Azure Pipelines for Shogun

This year I've attended the NumFocus Summit 2018 as the representative of Shogun.ML project at the Microsoft Technical Center, NYC. I've met many of the amazing maintainers and core contributors of NumFocus Sponsored projects. During the summit I've not only learned how important is for an outsider to have a roadmap (or rather a wish-list) for a project---stay tuned for more on our github page---, but thanks to Steve Dower I've learned about Azure Pipelines (for DevOps).

Finally a CI system that allows me the same flexibility that buildbot does, which we use extensively for Shogun. It allows depending on jobs, conditional tasks, templating etc. And most importantly, it supports Linux (including Docker), Windows and macOS builds. Basically almost all the OS that we usually test for in a PR or commit - one thing is still missing: ARMv7 arch.
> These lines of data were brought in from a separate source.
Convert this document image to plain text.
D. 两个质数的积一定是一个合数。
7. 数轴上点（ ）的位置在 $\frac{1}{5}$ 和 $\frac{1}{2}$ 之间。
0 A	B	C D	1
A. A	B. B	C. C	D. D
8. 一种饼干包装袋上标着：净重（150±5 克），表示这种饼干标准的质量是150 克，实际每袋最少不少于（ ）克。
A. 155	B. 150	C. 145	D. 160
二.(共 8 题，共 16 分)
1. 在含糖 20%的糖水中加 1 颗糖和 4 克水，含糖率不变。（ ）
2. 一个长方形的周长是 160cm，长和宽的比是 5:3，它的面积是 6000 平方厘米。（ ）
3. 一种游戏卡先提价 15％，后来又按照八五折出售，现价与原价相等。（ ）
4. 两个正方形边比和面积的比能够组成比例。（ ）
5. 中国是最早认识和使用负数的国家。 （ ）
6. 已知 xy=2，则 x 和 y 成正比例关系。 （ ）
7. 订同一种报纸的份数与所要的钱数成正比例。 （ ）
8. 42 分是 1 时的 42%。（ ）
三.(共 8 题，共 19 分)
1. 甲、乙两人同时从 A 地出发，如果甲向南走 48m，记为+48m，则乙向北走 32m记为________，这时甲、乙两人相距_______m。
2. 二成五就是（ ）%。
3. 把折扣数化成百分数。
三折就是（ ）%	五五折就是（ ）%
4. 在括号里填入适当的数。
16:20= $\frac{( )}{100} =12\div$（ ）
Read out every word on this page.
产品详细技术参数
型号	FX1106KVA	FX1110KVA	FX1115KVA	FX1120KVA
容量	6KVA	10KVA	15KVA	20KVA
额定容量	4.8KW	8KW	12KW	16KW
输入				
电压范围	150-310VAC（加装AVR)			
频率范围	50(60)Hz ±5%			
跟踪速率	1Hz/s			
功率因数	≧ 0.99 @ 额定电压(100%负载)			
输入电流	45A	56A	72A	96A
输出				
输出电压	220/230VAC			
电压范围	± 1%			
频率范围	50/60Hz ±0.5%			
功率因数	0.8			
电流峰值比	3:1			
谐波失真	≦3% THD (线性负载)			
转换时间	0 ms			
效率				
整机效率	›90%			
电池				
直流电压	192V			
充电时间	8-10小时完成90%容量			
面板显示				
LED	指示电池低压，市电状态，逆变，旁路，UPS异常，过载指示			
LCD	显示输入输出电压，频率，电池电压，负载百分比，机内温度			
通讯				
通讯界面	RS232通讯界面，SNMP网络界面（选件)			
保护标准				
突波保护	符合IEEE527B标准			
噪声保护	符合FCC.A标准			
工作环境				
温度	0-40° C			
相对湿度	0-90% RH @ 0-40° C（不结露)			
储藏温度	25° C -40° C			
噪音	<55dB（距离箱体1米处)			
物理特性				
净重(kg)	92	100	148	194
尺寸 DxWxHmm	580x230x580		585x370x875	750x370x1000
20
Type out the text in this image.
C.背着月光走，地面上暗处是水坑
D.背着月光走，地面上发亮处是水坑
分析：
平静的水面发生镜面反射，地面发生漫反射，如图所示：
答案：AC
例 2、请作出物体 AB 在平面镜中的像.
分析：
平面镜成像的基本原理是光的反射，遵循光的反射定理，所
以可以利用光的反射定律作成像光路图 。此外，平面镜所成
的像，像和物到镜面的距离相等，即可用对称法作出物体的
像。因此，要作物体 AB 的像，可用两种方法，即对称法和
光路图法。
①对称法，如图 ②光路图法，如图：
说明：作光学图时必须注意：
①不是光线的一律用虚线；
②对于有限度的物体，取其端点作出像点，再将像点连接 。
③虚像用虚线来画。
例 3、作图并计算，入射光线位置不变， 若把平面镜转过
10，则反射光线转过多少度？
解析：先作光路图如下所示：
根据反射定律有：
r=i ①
Currently in our CI mess, we use Travis for Linux and macOS tests and AppVeyor for Windows builds. They served quite well in the past, but for example in both case being able to define dependencies among jobs is something that I've missed for years. In Shogun.ML, as you might know, thanks to SWIG we support many different language interfaces (e.g. Python, R, Ruby, JVM, C# etc.). These interfaces are basically shared libraries, that depend on the C++ (core) library of Shogun.ML. This means that for being able to compile any of the interface libraries, one would need to have the C++ (shared) library available. With our CMake setup, one could simply compile the C++ library (or install the binary):

mkdir build && cd build
cmake ..
make install

Once the shared library is available using the INTERFACE_<LANGUAGE> cmake flag one could compile the language interface library using the precompiled C++ library, without actually requiring to re-compile the whole C++ library from scratch (note: major versions should be the same). For example to compile the Python language interface against a precompiled C++ library, you would need to run the following commands:

mkdir build-python && cd build-python
make install

The CMake script will try to detect libshogun on your system. If the script cannot find it, it will throw an error, in this case setting the prefix path of the location of libshogun could be set with -DCMAKE_INSTALL_PREFIX=<path>.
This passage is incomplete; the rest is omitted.